Web link: linkinghub.elsevier.com/retrieve/...

Pages: S437-S438

Abstract

Methods: All available patient data for 14,616 patients with sub-diagnoses type I, type II, or Not Otherwise Specified were extracted from the Swedish national quality assurance register for bipolar disorders (BipoläR). Lithium prescription prevalence for each county (the administrative and financial regional level responsible for the health care system) was calculated. Logistic regression analyses with stepwise adjustments for confounders (age, sex, psychiatric comorbidity, antipsychotic drug treatment, and antidepressant drug treatment) were run, with any type of recurrence as primary and specific episode types as secondary outcomes. The subset of 5,618 patients with bipolar I disorder were also analysed separately. The result of the logistic regression is expressed in odds ratio (OR), which is the quota between odds for populations with 1 percentage of difference in lithium prescription rate. Two-sided testing were used for all analyses and the significance level was set to p<0.05. Results: In the whole group, higher lithium prescription rate was significantly associated with lower odds for any type of recurrence [OR = 0.985 (0.980-0.989), p < 0.0005] with similar results for all adjustment steps. Likewise, higher lithium prevalence was associated with lower odds for depressive and hypomanic episodes. For bipolar I disorder, higher lithium prescription rate was associated with lower risk of overall recurrences [OR=0.979 (0.975-0.987), p < 0.0005], as well as for depressive, manic and hypomanic episodes, specifically. Conclusions: The results suggest that higher regional prescription rates are associated with lower risk recurrence in bipolar disorder. The associations withstood adjusting for demographic variables, medication and comorbid conditions.
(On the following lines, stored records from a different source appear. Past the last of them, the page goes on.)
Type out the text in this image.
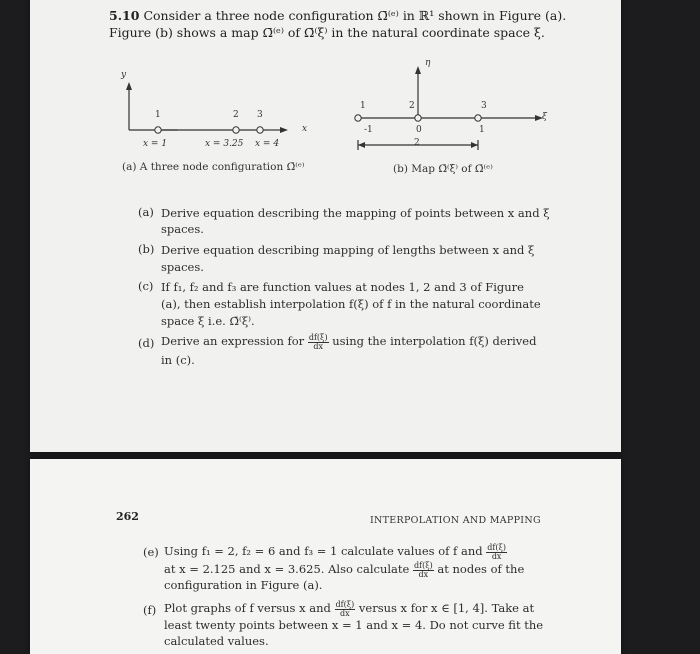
5.10 Consider a three node configuration Ω̄⁽ᵉ⁾ in ℝ¹ shown in Figure (a).
Figure (b) shows a map Ω̄⁽ᵉ⁾ of Ω̄⁽ξ⁾ in the natural coordinate space ξ.
y
x
1	2 3
x = 1	x = 3.25 x = 4
(a) A three node configuration Ω̄⁽ᵉ⁾
η
ξ
1	2	3
-1	0	1
2
(b) Map Ω̄⁽ξ⁾ of Ω̄⁽ᵉ⁾
(a) Derive equation describing the mapping of points between x and ξ
spaces.
(b) Derive equation describing mapping of lengths between x and ξ
spaces.
(c) If f₁, f₂ and f₃ are function values at nodes 1, 2 and 3 of Figure
(a), then establish interpolation f(ξ) of f in the natural coordinate
space ξ i.e. Ω̄⁽ξ⁾.
(d) Derive an expression for $\frac{df(\xi)}{dx}$ using the interpolation f(ξ) derived
in (c).
262	INTERPOLATION AND MAPPING
(e) Using f₁ = 2, f₂ = 6 and f₃ = 1 calculate values of f and $\frac{df(\xi)}{dx}$
at x = 2.125 and x = 3.625. Also calculate $\frac{df(\xi)}{dx}$ at nodes of the
configuration in Figure (a).
(f) Plot graphs of f versus x and $\frac{df(\xi)}{dx}$ versus x for x ∈ [1, 4]. Take at
least twenty points between x = 1 and x = 4. Do not curve fit the
calculated values.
Notably, the ORs represent the decreased risk with 1% lithium prevalence. Given that the regional differences in Sweden – as well as across countries – are much higher than that, the differences in outcomes might be substantial. With the caveat that this study is based on cross-sectional data, the data suggest that outcomes on a population might improve if more patients receive lithium. The results are in line with meta-analyses of RCTs and lend support for lithium being the first line maintenance treatment in bipolar disorder.